Hi! I'm planning on deploying lakefs on our GCP st...
# help
u
Hi! I'm planning on deploying lakefs on our GCP storage so that we can version-control our data in GBQ. How would I go about doing this, and will I have to bring any modifications to existing code or make modifications everytime I change branches. Thanks!
u
Hi @Stéphane Burwash, here you can find information on how to setup lakefs on GCP https://docs.lakefs.io/deploy/gcp.html. lakeFS uses google storage as the underlying storage and provides UI, API, and S3 compatible interfaces. GBQ and the code will query one of these interfaces. How does the code work with the data today? Using GBQ sdk?
u
(Sorry in advance if I don't answer all the questions, I'm new to the DE game) Thanks @Barak Amar! Currently our main interaction with the data is through GBQ. It's connected to an ELT pipeline using stitch or meltano and loaded (with a loader) into our project. We mostly use the integrated GBQ SQL to query the data from there (using the UI). Does this make sense?
u
Hope I got it right (and I may have got it wrong), GBQ is a warehouse (loaded with stitch) and used to query the data loaded to the application. lakeFS is used as a layer above the object store that can be used by data processing/query/transformation tools. It will provide versioning for GBQ data warehouse.
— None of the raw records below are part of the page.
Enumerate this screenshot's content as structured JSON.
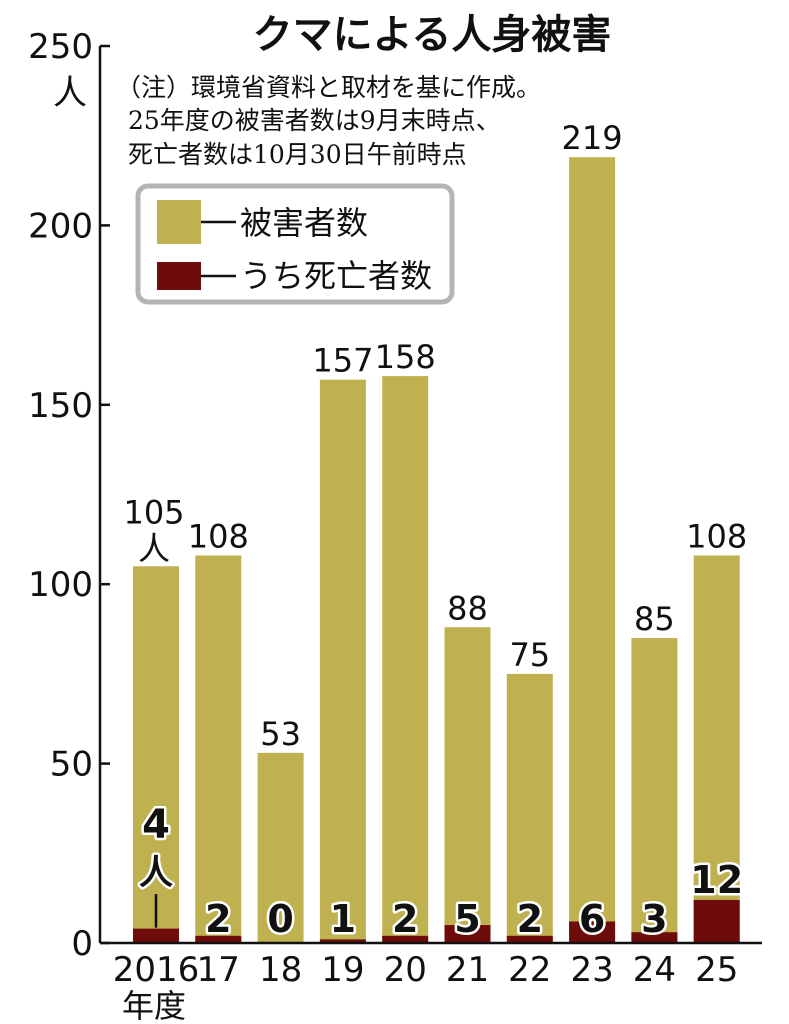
{
  "chart_data": {
    "type": "bar",
    "title": "クマによる人身被害",
    "note": [
      "（注）環境省資料と取材を基に作成。",
      "25年度の被害者数は9月末時点、",
      "死亡者数は10月30日午前時点"
    ],
    "categories": [
      "2016",
      "17",
      "18",
      "19",
      "20",
      "21",
      "22",
      "23",
      "24",
      "25"
    ],
    "xlabel": "年度",
    "ylabel": "人",
    "ylim": [
      0,
      250
    ],
    "yticks": [
      "0",
      "50",
      "100",
      "150",
      "200",
      "250"
    ],
    "legend_position": "top-left",
    "series": [
      {
        "name": "被害者数",
        "values": [
          105,
          108,
          53,
          157,
          158,
          88,
          75,
          219,
          85,
          108
        ],
        "color": "#bfb050"
      },
      {
        "name": "うち死亡者数",
        "values": [
          4,
          2,
          0,
          1,
          2,
          5,
          2,
          6,
          3,
          12
        ],
        "color": "#6e0b0b"
      }
    ],
    "first_total_unit": "人",
    "first_death_unit": "人"
  }
}
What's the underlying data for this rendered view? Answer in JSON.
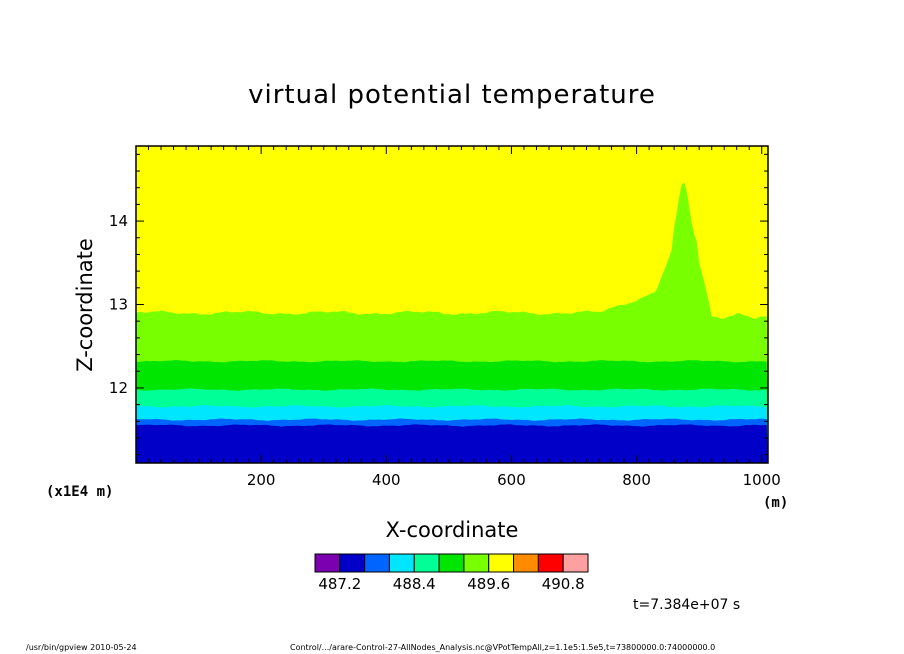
{
  "chart_data": {
    "type": "heatmap",
    "title": "virtual potential temperature",
    "xlabel": "X-coordinate",
    "ylabel": "Z-coordinate",
    "x_unit": "(m)",
    "y_unit": "(x1E4 m)",
    "xlim": [
      0,
      1010
    ],
    "ylim": [
      11.1,
      14.9
    ],
    "x_ticks": [
      200,
      400,
      600,
      800,
      1000
    ],
    "y_ticks": [
      12,
      13,
      14
    ],
    "x_tick_labels": [
      "200",
      "400",
      "600",
      "800",
      "1000"
    ],
    "y_tick_labels": [
      "12",
      "13",
      "14"
    ],
    "contour_levels": [
      487.2,
      487.5,
      487.8,
      488.1,
      488.4,
      488.7,
      489.0,
      489.3,
      489.6,
      489.9,
      490.2,
      490.5,
      490.8
    ],
    "colorbar": {
      "colors": [
        "#7a00b0",
        "#0000c8",
        "#0064ff",
        "#00e6ff",
        "#00ff96",
        "#00e600",
        "#78ff00",
        "#ffff00",
        "#ff8c00",
        "#ff0000",
        "#ffa0a0"
      ],
      "tick_labels": [
        "487.2",
        "488.4",
        "489.6",
        "490.8"
      ]
    },
    "layers": [
      {
        "color": "#0000c8",
        "z_top": 11.55
      },
      {
        "color": "#0064ff",
        "z_top": 11.62
      },
      {
        "color": "#00e6ff",
        "z_top": 11.78
      },
      {
        "color": "#00ff96",
        "z_top": 11.98
      },
      {
        "color": "#00e600",
        "z_top": 12.32
      },
      {
        "color": "#78ff00",
        "z_top": 12.9
      },
      {
        "color": "#ffff00",
        "z_top": 14.9
      }
    ],
    "annotation": "t=7.384e+07 s"
  },
  "footer": {
    "left": "/usr/bin/gpview  2010-05-24",
    "right": "Control/.../arare-Control-27-AllNodes_Analysis.nc@VPotTempAll,z=1.1e5:1.5e5,t=73800000.0:74000000.0"
  }
}
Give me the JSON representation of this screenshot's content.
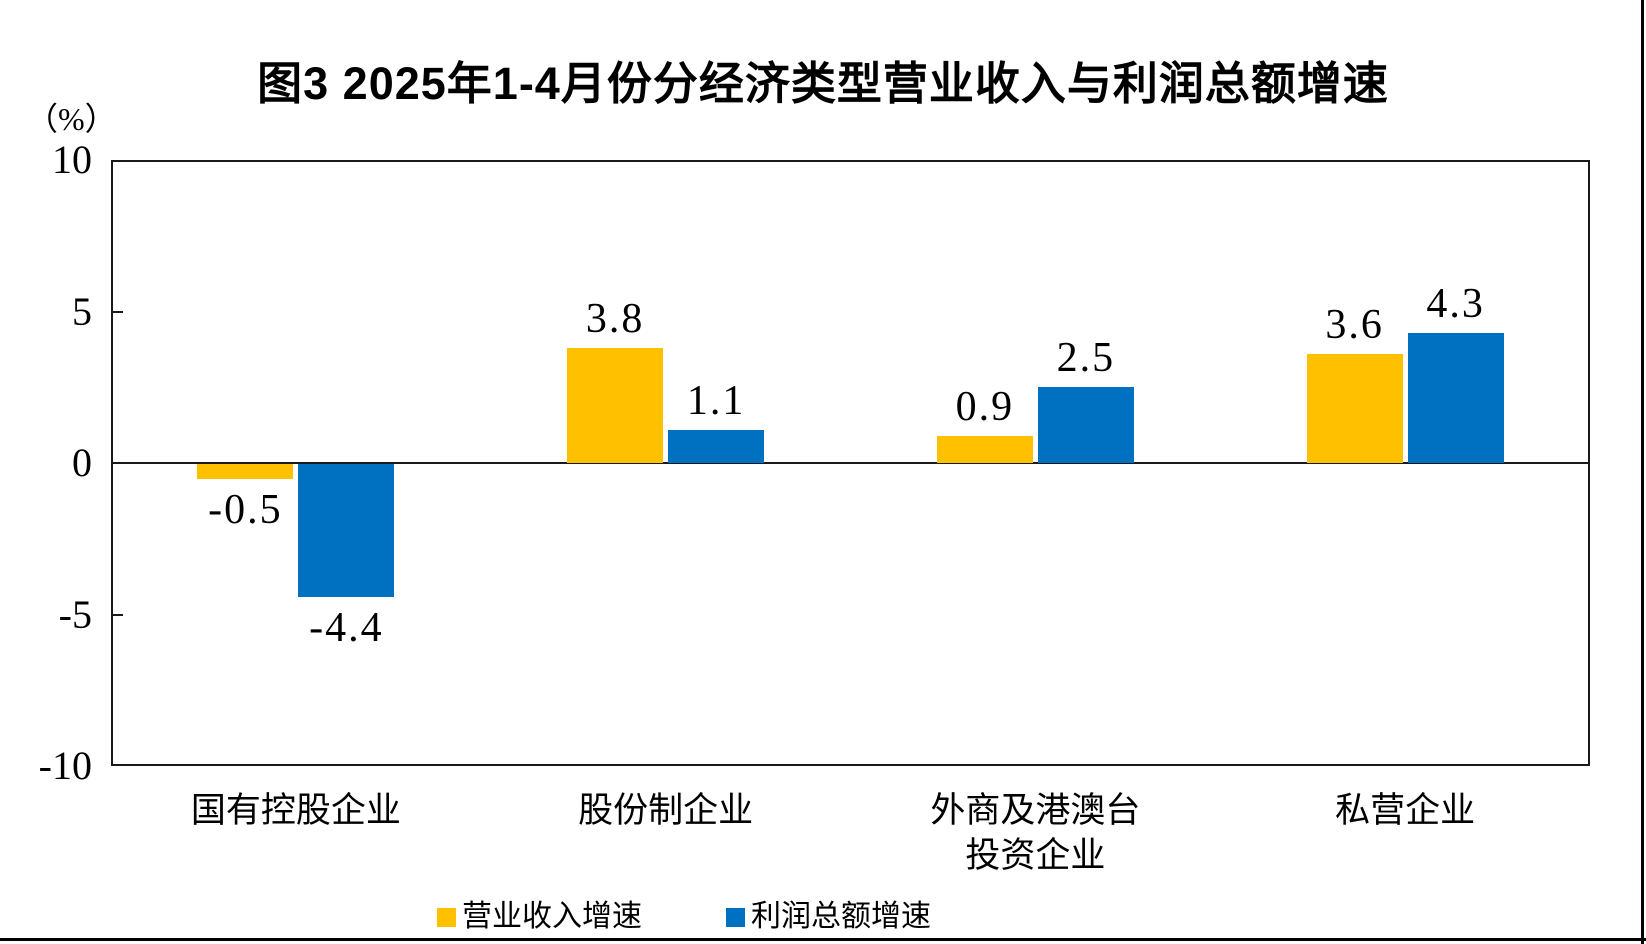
{
  "title": "图3 2025年1-4月份分经济类型营业收入与利润总额增速",
  "axis_unit": "（%）",
  "legend": [
    {
      "label": "营业收入增速",
      "color": "#FFC000"
    },
    {
      "label": "利润总额增速",
      "color": "#0070C0"
    }
  ],
  "chart_data": {
    "type": "bar",
    "title": "图3 2025年1-4月份分经济类型营业收入与利润总额增速",
    "categories": [
      "国有控股企业",
      "股份制企业",
      "外商及港澳台投资企业",
      "私营企业"
    ],
    "category_lines": [
      [
        "国有控股企业"
      ],
      [
        "股份制企业"
      ],
      [
        "外商及港澳台",
        "投资企业"
      ],
      [
        "私营企业"
      ]
    ],
    "series": [
      {
        "name": "营业收入增速",
        "color": "#FFC000",
        "values": [
          -0.5,
          3.8,
          0.9,
          3.6
        ],
        "labels": [
          "-0.5",
          "3.8",
          "0.9",
          "3.6"
        ]
      },
      {
        "name": "利润总额增速",
        "color": "#0070C0",
        "values": [
          -4.4,
          1.1,
          2.5,
          4.3
        ],
        "labels": [
          "-4.4",
          "1.1",
          "2.5",
          "4.3"
        ]
      }
    ],
    "ylabel": "（%）",
    "ylim": [
      -10,
      10
    ],
    "y_ticks": [
      10,
      5,
      0,
      -5,
      -10
    ],
    "y_tick_labels": [
      "10",
      "5",
      "0",
      "-5",
      "-10"
    ],
    "grid": false,
    "legend_position": "bottom"
  }
}
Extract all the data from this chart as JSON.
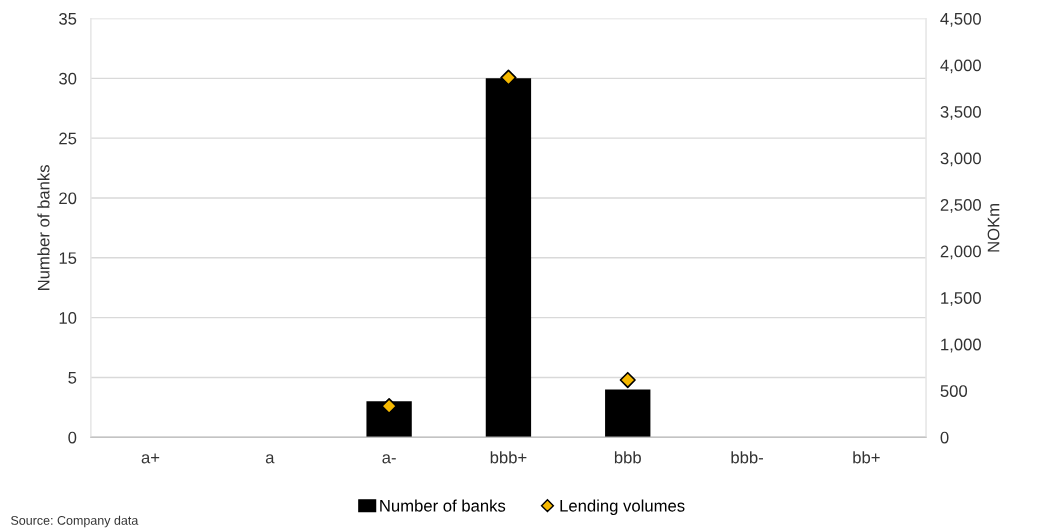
{
  "chart_data": {
    "type": "bar",
    "categories": [
      "a+",
      "a",
      "a-",
      "bbb+",
      "bbb",
      "bbb-",
      "bb+"
    ],
    "series": [
      {
        "name": "Number of banks",
        "color": "#000000",
        "values": [
          0,
          0,
          3,
          30,
          4,
          0,
          0
        ]
      },
      {
        "name": "Lending volumes",
        "color": "#f5b800",
        "type": "scatter",
        "axis": "y2",
        "marker": "diamond",
        "values": [
          null,
          null,
          335,
          3865,
          615,
          null,
          null
        ]
      }
    ],
    "ylabel": "Number of banks",
    "y2label": "NOKm",
    "ylim": [
      0,
      35
    ],
    "yticks": [
      0,
      5,
      10,
      15,
      20,
      25,
      30,
      35
    ],
    "y2lim": [
      0,
      4500
    ],
    "y2ticks": [
      {
        "value": 0,
        "label": "0"
      },
      {
        "value": 500,
        "label": "500"
      },
      {
        "value": 1000,
        "label": "1,000"
      },
      {
        "value": 1500,
        "label": "1,500"
      },
      {
        "value": 2000,
        "label": "2,000"
      },
      {
        "value": 2500,
        "label": "2,500"
      },
      {
        "value": 3000,
        "label": "3,000"
      },
      {
        "value": 3500,
        "label": "3,500"
      },
      {
        "value": 4000,
        "label": "4,000"
      },
      {
        "value": 4500,
        "label": "4,500"
      }
    ],
    "grid": "y",
    "legend": "bottom",
    "annotations": [
      "Source: Company data"
    ]
  }
}
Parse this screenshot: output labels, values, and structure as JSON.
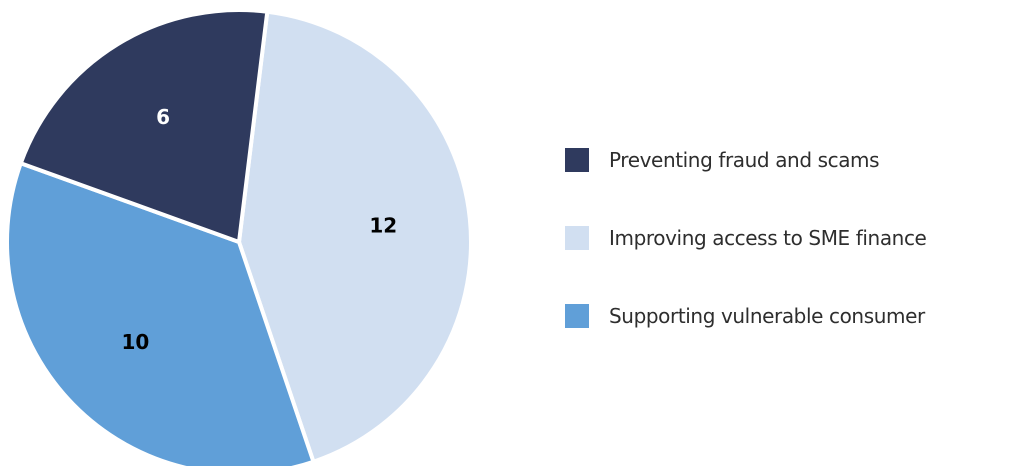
{
  "chart_data": {
    "type": "pie",
    "title": "",
    "slices": [
      {
        "label": "Preventing fraud and scams",
        "value": 6,
        "color": "#2f3a5e",
        "label_color": "#ffffff"
      },
      {
        "label": "Improving access to SME finance",
        "value": 12,
        "color": "#d1dff1",
        "label_color": "#000000"
      },
      {
        "label": "Supporting vulnerable consumer",
        "value": 10,
        "color": "#609fd8",
        "label_color": "#000000"
      }
    ],
    "legend_position": "right"
  }
}
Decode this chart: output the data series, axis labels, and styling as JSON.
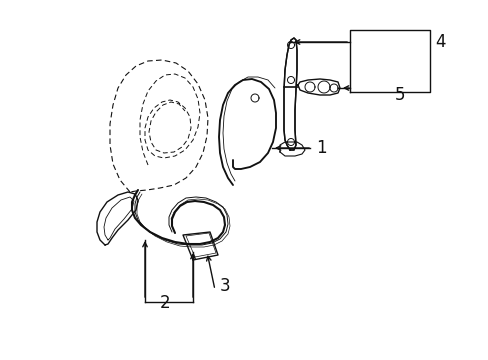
{
  "bg_color": "#ffffff",
  "line_color": "#111111",
  "figsize": [
    4.89,
    3.6
  ],
  "dpi": 100,
  "label_fontsize": 10,
  "label_fontsize_big": 12
}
There is an option to query data using GBQ where the data source is S3 - didn't explore this one yet. You will need to load the data to lakeFS in this case for BQ to query on the federated data. If there is a use case to manage the data extracted from GBQ, lakeFS can be used to store the results. But you will probably need a different way (not GBQ) to load the data from lakeFS.
u
Ok awesome, thank you so much! I'll look into what's best for our architecture and get back to you guys soon 😉